Espresso Cocoa Nib Meringues
This week our Flavors ingredient is coffee/espresso. I love espresso and drink a double latte every day. I had several ideas in mind, but most of them contained a lot of cream, butter, and other fattening things. I decided to make a cookie that really isn’t so bad for you – meringues.
I took a basic meringue recipe, added powdered espresso powder and cocoa nibs. The cocoa nibs taste almost like an interesting nut. If you don’t have cocoa nibs, you could use very finely chopped chocolate. (If you don’t chop it finely enough, you won’t be able to pipe it through a pastry tip.)
I really enjoyed these. There’s a nice hit of coffee flavor, and the chocolate on top sends them over the edge. They were very quick to make, and last about 3 days. And when I figured out the calories, they’re only about 14 calories each!!!
Espresso Cocoa Nib Meringues Makes about 80 meringues
4 large egg whites, room temperature
2/3 cup sugar
2 teaspoons espresso powder
1 teaspoon vanilla bean paste
2 ounces cocoa nibs
1-2 ounces semisweet chocolate
1. Preheat oven to 325 degrees F.
2. Beat the egg whites and sugar in a mixer with a whip attachment until soft peaks form. Add the espresso powder and vanilla bean paste and continue whipping just until stiff and glossy. Fold in the cocoa nibs.
3. Fill a pastry bag fitted with a large plain or star tip with the meringue mixture.

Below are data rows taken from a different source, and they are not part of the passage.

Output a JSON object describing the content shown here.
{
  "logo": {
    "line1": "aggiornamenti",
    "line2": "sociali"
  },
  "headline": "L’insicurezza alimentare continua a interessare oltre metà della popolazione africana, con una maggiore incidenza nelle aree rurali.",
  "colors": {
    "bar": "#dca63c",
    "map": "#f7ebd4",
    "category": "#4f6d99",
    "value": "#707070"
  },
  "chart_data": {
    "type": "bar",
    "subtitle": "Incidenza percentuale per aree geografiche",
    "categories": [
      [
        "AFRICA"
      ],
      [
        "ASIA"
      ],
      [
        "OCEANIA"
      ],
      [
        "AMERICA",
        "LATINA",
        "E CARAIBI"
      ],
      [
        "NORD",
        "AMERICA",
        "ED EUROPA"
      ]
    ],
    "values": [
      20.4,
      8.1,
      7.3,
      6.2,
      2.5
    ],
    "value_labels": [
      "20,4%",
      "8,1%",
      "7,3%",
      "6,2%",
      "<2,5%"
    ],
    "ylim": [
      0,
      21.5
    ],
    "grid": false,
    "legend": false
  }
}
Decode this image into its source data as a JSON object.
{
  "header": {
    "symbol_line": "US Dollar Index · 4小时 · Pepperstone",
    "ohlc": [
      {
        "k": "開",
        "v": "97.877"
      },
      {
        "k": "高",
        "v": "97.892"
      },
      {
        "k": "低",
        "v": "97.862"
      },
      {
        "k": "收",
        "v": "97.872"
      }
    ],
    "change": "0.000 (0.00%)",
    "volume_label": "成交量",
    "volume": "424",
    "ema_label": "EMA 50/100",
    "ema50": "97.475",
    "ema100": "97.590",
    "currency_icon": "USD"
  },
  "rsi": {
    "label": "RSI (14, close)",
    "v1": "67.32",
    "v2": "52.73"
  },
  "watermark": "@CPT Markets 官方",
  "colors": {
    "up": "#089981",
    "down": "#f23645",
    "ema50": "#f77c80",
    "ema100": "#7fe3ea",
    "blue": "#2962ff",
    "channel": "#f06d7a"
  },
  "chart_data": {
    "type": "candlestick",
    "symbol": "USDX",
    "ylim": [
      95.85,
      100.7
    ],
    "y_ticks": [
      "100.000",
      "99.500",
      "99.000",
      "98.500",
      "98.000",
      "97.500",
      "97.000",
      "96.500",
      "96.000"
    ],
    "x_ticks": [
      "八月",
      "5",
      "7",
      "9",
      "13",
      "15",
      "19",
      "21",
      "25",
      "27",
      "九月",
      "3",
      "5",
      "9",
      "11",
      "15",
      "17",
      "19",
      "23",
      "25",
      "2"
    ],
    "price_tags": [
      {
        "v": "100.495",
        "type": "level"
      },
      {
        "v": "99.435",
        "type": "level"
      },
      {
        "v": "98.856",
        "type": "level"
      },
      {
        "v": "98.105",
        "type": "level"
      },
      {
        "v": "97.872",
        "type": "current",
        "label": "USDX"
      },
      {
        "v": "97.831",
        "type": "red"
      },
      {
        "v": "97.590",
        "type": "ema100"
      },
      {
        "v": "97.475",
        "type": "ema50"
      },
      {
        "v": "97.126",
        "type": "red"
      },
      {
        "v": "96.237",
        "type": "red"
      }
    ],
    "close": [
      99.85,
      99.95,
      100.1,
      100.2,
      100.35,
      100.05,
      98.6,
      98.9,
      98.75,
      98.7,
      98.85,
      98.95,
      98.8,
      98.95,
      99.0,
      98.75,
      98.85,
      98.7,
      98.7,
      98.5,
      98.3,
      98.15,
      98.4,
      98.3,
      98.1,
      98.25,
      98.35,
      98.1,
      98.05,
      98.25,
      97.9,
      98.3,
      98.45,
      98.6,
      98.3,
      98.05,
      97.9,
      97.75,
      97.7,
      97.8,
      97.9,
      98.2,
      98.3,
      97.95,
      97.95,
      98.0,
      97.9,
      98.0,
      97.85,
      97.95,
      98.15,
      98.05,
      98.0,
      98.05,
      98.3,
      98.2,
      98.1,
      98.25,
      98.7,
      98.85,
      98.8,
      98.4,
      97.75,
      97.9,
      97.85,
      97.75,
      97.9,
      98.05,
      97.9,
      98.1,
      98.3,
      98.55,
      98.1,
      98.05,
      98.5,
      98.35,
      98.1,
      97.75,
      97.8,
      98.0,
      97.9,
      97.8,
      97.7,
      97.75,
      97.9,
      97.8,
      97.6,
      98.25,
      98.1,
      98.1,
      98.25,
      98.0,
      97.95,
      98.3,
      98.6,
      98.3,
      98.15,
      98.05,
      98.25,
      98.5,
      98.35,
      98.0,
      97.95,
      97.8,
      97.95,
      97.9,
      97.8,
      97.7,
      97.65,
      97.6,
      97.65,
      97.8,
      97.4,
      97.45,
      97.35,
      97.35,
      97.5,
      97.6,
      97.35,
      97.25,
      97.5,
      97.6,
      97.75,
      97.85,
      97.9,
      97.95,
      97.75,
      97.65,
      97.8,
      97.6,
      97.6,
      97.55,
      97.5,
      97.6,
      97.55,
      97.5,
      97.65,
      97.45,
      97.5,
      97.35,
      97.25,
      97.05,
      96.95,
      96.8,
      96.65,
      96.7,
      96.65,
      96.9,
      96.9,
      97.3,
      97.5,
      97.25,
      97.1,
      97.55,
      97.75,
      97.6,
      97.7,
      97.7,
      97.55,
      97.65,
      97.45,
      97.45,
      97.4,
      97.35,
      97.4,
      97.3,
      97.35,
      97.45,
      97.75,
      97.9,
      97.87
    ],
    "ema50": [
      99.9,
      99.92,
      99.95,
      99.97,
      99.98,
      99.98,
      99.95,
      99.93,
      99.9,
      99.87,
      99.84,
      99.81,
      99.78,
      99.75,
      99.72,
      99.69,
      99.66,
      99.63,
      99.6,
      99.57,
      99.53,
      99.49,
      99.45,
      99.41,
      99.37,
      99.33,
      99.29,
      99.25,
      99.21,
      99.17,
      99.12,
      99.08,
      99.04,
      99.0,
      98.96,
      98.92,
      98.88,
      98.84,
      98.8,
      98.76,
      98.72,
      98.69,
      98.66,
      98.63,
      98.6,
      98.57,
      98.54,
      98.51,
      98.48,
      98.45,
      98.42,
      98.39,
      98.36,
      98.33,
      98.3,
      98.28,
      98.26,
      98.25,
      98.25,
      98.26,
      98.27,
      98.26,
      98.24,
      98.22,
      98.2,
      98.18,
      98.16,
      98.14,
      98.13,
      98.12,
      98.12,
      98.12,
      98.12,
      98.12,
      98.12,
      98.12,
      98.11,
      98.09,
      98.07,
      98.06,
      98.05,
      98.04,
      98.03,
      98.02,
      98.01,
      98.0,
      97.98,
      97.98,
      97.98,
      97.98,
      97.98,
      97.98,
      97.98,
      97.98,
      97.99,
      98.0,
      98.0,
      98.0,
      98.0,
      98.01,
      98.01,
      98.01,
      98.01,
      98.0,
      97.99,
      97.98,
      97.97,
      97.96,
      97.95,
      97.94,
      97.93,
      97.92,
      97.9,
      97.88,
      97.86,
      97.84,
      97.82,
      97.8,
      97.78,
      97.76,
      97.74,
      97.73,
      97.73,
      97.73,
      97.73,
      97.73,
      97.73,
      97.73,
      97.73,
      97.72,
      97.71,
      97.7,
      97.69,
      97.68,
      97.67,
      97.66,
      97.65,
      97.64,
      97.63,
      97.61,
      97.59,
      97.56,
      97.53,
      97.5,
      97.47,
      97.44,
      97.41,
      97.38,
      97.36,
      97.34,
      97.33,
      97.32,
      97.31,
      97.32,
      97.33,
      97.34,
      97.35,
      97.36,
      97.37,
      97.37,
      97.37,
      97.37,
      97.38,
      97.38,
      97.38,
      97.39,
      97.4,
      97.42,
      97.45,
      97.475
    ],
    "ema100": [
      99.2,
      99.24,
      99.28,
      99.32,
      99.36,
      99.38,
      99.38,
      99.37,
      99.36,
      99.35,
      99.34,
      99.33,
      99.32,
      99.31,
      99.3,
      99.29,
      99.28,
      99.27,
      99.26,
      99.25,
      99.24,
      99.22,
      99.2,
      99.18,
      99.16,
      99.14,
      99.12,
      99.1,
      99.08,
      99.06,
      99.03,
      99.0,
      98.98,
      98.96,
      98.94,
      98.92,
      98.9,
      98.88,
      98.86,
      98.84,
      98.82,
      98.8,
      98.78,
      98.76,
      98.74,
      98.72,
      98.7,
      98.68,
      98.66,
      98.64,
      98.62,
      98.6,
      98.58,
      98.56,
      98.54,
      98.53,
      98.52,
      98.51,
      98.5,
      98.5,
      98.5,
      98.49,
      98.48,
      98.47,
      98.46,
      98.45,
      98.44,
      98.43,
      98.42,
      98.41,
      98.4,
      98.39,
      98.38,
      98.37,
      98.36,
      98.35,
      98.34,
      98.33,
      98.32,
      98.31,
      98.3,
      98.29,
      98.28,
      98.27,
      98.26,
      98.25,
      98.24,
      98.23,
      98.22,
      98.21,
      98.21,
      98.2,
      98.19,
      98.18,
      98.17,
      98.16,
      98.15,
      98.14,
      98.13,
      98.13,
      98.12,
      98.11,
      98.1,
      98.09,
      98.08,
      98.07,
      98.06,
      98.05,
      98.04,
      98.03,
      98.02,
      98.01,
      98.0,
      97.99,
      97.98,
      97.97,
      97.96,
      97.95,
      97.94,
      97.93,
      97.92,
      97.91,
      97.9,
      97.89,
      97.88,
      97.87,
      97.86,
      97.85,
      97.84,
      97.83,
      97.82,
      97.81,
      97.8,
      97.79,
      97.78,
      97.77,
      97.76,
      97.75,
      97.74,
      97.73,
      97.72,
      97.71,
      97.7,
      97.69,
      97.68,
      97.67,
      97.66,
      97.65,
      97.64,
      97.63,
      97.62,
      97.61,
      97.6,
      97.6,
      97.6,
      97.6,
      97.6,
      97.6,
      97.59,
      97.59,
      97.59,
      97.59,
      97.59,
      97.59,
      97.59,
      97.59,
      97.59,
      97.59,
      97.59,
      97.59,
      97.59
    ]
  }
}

Pipe bite-sized “kisses” onto 2 cookie sheets that are lined with parchment paper or silpats.
4. Bake the meringues until they are light golden brown, about 30 minutes. Test for doneness by removing one from oven, cooling 1 minute, then tasting. You want it to be dry and crisp all the way through. Let cool on pans.
5. While cooling, melt 1-2 ounces of finely chopped semisweet chocolate. When melted, take a fork and drizzle chocolate over meringues. Let chocolate harden, about 1 hour.